Ewig aktuelle Parolen: Kartäuserwall 14 in der Südstadt | Foto: Manfred Wegener

Solidarität in Sprechblasen

In der Südstadt ist nach langer Zeit wieder ein Haus besetzt worden

»Super, dass endlich was passiert. Weiter so!«, steht am Kartäuserwall 14. Das Haus in der Südstadt wurde am 4. September besetzt, und die Nachbarn können ihre Meinung dazu auf Pappen schreiben, die an der Fassade angebracht sind. 27 Jahre lang hat dahinter Familie Montag gelebt. Doch am 3. September musste sie das Haus verlassen, weil sie einer »angemessenen wirtschaftlichen Verwertung« im Wege stehe. Der neue Eigentümer, eine Arnsberger Immobilienfirma, will das Haus abreißen, um dort zwei neue Stadthäuser zu bauen. Das Amtsgericht Köln fällte das Räumungsurteil, nachdem die Familie die neunmonatige Frist der Kündigung vom März 2012 hat verstreichen lassen. Dagegen hat sie Berufung eingelegt, den dreijährigen Rechtsstreit nun aber verloren. »Hier findet ein Austausch der Bevölkerung statt — arm gegen reich«, erklärt eine Hausbesetzerin, die ihren Namen nicht nennen will.

 


Für die Südstadt wohnten die Montags ungewöhnlich günstig: Die Warmmiete für die rund 140 Quadratmeter große Wohnung betrug knapp 720 Euro — so viel wie beim Einzug im Jahr 1988. »Wirtschaftlich sinnvoll« so der Anwalt der Eigentümer sei laut zwei Gerichtsgutachtern nur der Abriss, da das Haus »marode und baufällig« sei. Die Bauaufsicht der Stadt Köln stimmte dem zu. Mehrere Gutachten geben den Montags dennoch recht: Eine Nutzung des Hauses für die nächsten 45 Jahre sei bedenkenlos möglich, da die Bausubstanz völlig in Ordnung und ein Abriss daher unnötig sei.
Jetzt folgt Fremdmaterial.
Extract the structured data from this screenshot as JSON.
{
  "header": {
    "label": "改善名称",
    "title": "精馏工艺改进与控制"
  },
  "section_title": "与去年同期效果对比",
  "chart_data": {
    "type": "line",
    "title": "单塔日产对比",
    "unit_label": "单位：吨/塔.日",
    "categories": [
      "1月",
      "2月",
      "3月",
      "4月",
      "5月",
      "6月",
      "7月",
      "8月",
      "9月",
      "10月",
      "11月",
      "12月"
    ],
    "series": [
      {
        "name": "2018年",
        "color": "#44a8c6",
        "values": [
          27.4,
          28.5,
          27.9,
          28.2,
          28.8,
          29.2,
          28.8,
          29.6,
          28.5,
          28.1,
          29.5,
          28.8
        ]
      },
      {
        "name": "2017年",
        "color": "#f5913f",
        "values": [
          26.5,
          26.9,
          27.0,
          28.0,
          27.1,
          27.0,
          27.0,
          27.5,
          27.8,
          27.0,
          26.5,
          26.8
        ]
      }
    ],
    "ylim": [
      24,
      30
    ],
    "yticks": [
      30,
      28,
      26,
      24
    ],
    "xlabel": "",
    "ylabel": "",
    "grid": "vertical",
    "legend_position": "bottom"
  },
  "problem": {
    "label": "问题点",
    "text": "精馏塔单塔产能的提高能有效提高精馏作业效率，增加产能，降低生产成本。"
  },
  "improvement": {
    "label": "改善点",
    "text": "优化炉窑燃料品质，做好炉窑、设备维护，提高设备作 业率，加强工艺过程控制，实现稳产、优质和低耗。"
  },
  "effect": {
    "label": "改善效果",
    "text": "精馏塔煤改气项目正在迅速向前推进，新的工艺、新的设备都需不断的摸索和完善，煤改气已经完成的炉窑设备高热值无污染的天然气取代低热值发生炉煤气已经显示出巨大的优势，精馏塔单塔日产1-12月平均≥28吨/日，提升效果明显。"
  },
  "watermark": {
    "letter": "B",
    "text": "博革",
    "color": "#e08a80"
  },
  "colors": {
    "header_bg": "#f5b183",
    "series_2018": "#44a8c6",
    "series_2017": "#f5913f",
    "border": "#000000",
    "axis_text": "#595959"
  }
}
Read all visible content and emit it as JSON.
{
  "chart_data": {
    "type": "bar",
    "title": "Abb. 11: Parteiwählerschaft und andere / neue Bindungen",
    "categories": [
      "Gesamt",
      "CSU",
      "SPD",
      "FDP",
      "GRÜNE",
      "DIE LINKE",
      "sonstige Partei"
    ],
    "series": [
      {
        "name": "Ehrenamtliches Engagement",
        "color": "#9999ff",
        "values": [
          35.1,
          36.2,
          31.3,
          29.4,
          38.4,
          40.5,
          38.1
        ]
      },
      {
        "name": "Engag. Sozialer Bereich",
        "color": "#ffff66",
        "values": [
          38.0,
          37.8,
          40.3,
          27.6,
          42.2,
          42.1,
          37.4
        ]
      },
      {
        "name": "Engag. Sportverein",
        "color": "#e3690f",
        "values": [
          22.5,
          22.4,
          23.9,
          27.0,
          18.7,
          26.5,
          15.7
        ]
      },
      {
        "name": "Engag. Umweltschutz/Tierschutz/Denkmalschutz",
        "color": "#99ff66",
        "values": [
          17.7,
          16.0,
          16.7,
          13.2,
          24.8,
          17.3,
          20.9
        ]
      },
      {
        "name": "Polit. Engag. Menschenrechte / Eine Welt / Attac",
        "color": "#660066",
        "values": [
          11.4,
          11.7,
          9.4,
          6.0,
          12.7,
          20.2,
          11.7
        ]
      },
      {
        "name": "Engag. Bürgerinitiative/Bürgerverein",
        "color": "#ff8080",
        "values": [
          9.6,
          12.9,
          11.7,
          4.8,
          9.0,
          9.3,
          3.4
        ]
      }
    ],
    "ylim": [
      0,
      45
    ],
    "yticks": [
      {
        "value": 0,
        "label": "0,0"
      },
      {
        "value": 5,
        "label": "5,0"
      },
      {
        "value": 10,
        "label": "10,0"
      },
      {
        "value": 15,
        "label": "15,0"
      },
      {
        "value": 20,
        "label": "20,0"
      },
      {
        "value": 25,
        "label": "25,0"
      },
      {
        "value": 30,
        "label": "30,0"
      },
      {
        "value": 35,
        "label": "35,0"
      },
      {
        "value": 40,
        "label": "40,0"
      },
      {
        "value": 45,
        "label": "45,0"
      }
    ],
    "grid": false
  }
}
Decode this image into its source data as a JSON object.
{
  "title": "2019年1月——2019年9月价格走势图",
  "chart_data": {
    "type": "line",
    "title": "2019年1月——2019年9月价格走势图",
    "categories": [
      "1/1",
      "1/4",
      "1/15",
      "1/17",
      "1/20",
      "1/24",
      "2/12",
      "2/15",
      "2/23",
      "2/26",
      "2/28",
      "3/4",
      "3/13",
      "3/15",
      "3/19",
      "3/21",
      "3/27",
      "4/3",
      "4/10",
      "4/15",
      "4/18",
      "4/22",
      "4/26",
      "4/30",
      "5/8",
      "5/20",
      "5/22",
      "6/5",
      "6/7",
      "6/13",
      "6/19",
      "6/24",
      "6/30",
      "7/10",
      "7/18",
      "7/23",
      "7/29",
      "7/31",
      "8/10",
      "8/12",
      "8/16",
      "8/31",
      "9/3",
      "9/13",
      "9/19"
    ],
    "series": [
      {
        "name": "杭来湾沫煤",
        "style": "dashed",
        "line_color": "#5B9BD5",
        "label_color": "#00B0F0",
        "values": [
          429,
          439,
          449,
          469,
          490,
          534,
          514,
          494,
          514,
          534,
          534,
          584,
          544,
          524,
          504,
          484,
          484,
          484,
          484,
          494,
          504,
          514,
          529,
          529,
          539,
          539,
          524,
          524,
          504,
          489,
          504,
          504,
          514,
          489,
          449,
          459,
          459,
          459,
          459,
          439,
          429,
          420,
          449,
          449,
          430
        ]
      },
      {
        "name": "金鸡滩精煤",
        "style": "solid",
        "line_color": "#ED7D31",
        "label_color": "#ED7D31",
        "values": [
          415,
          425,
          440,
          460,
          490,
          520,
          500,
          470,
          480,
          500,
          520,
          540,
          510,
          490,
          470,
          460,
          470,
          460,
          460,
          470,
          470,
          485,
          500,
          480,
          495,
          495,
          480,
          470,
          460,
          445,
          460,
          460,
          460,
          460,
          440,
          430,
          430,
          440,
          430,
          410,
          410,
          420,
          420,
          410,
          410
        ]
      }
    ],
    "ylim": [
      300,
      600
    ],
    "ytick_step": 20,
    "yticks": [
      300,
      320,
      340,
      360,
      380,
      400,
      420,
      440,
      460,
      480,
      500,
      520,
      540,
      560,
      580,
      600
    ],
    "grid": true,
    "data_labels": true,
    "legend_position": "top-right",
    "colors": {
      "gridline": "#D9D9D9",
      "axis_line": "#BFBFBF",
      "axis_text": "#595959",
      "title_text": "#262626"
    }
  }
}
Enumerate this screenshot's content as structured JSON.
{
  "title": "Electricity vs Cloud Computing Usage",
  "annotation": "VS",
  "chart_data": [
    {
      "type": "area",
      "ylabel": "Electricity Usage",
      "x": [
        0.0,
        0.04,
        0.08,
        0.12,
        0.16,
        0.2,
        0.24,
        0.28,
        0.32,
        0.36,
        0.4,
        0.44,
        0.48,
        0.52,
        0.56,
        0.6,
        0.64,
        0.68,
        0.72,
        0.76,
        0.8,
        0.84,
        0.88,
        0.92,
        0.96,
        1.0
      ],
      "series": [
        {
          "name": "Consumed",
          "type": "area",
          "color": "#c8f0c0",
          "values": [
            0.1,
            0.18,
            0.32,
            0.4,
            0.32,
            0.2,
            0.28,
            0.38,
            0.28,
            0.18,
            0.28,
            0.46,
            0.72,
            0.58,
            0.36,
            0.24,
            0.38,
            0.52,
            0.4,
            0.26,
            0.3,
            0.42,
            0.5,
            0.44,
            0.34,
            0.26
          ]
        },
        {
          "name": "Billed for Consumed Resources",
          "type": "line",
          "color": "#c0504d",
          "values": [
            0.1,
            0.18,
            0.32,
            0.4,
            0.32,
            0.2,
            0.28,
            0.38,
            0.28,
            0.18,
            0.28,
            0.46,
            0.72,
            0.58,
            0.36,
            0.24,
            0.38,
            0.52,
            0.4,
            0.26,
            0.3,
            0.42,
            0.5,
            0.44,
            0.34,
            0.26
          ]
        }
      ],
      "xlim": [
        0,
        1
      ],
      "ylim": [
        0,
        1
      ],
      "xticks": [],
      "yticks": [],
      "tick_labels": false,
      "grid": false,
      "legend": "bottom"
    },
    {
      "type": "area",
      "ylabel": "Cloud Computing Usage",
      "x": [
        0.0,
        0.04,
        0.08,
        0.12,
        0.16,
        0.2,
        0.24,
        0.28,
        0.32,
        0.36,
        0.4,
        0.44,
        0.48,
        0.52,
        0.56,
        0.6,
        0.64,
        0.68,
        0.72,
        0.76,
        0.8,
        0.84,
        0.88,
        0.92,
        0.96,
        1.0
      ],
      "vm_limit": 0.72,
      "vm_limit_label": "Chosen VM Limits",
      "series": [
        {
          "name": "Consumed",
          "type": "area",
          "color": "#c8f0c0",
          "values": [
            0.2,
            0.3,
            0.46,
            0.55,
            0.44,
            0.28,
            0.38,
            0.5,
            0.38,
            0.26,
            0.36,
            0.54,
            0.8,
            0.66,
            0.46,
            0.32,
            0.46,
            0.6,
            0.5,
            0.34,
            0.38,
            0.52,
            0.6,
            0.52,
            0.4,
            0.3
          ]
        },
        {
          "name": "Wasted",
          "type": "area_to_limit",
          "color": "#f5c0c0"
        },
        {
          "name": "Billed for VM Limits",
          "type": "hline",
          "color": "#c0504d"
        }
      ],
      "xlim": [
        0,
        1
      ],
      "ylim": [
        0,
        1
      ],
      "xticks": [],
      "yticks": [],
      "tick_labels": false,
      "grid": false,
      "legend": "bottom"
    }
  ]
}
Der geplante Neubau sei dagegen »nicht genehmigungsfähig« und »bedenklich«, heißt es in einem Gutachten des Kölner Achitekten Konrad Müller, auf das sich auch die Hausbesetzer beziehen. Zu wenig Abstand zu den Nachbargebäuden und Umstimmigkeiten beim Brandschutz werden darin angeführt. Mittlerweile hat sich das Bauaufsichtsamt zu einer erneuten Prüfung bereit erklärt.

 


Streitpunkte gibt es allerdings noch mehr. Der neue Vermieter hat den Montags angeboten, sie könnten in den Neubau einziehen. Über die Höhe der Miete existieren unterschiedliche Aussagen. Die Immobilienfirma behauptet zudem, dass die neuen Stadthäuser doppelt soviel Wohnfläche wie bisher besäßen, die Besetzer sprechen jedoch nur von einem Plus von 25 Quadratmetern.

 


Am 8. September haben Hausbesetzer und Hausbesitzer telefoniert. Eine Lösung scheint sich abzuzeichnen. Zwar wurde vorher bereits eine Strafanzeige gegen die rund 30 Besetzer gestellt, bis zum 14. September hatte die Polizei aber nicht eingegriffen. Zehn Tage ohne Räumung, das ist in Köln eine lange Zeit. Eine vergleichbare Besetzung an der Moselstraße wurde 2011 bereits nach vier Tagen beendet.

 


Vielleicht hat sich die Stimmung in der Stadt gewandelt. Als vergangenes Jahr der Stadtbedienstete Kalle Gerigk aus seiner Wohnung im Agnesviertel geräumt werden sollte, hatte er nicht nur linke Aktivisten auf seiner Seite, sondern auch die Sympathien der Kölner Bevölkerung. Auch die Nachbarn am Kartäuserwall haben Verständnis für die Hausbesetzung. Das zeigen die Sprechblasen auf der Fassade. Die Wohnungsnot in Köln schweißt offenbar zusammen.